I’m not usually a fan of New Year, as any readers of my column might know, but I will be seeing 2019 in with an unusual amount of gusto.
You see, 2018 has been the Osborne family’s annus horribilis; we’ve had to deal with a lot this year the crux of which has been having to watch my 10-year-old boy suffer and in the most part being unable to fix it.
I thought I’d been through everything that motherhood had to throw at me, with two teenage stepdaughters and a boisterous 10-year-old, I kind of thought by now had a gentle run-in to the years of grandparenthood in 15 or 20 years’ time. I felt entirely unequipped when face with my boy having a pain that I couldn’t just take away.
I’m an ex nurse, an intolerable empath, a Taurean and so am programmed to need to fix things, to fix people, to take problems away. I think many of us as parents see that as our role: to keep our child safe from harm and to fix any harm that does befall them. To be faced with something that we can’t take away, that we can’t fix makes us feel redundant.
I’ve spent lots of the last 12 months battling with that frustration, feeling that I had failed at motherhood by allowing something I couldn’t control to hurt my child but then I realised I was wasting energy by obsessing over what I couldn’t do when I could spend time thinking about the ways I could help.
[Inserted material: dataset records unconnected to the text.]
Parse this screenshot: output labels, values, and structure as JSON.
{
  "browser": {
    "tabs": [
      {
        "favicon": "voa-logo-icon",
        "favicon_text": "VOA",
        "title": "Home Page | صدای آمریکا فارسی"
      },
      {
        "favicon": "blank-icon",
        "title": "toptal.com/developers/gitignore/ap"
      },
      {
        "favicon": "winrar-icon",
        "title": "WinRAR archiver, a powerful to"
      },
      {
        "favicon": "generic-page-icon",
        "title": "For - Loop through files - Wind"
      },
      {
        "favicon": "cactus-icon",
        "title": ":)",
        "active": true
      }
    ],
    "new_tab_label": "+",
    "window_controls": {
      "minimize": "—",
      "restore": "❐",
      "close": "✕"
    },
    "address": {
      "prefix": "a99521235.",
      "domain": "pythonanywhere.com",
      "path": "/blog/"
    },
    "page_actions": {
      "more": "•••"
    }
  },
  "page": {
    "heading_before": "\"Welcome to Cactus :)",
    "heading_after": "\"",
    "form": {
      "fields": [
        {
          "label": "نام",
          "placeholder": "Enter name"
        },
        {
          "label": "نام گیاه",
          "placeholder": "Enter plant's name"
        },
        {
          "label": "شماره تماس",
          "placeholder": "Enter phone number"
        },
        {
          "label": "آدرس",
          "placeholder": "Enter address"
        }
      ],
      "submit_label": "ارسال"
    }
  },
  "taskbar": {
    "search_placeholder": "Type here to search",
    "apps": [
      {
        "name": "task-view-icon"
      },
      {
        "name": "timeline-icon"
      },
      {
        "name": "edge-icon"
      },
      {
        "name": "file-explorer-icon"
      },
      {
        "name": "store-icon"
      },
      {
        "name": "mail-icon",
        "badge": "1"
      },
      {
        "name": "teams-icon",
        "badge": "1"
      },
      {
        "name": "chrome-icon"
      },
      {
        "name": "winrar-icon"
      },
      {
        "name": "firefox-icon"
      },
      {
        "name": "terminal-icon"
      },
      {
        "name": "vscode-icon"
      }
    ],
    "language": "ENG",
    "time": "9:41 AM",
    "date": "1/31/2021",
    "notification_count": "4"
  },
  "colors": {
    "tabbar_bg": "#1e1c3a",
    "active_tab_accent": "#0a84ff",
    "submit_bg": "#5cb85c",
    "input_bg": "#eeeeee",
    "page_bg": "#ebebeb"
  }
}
As parents we do want to keep our children safe but we also need to accept that if we can’t do that then it falls to us to take on a different role; we need to build our children up, give them tools to cope with the big bad world. We have a responsibility to teach our children how to recognise anxieties, how to process pain and sadness, how important it is to talk to the people we love about fears and feelings and how even if a battle is theirs to endure that they must never feel that they have to fight it alone.
I am welcoming in the New Year as it brings me hope, not only that our current crisis will pass but also that I still have many new things to learn about motherhood, that I will continue to learn these lessons and to help future generations to be equipped to deal with whatever the years to come may bring.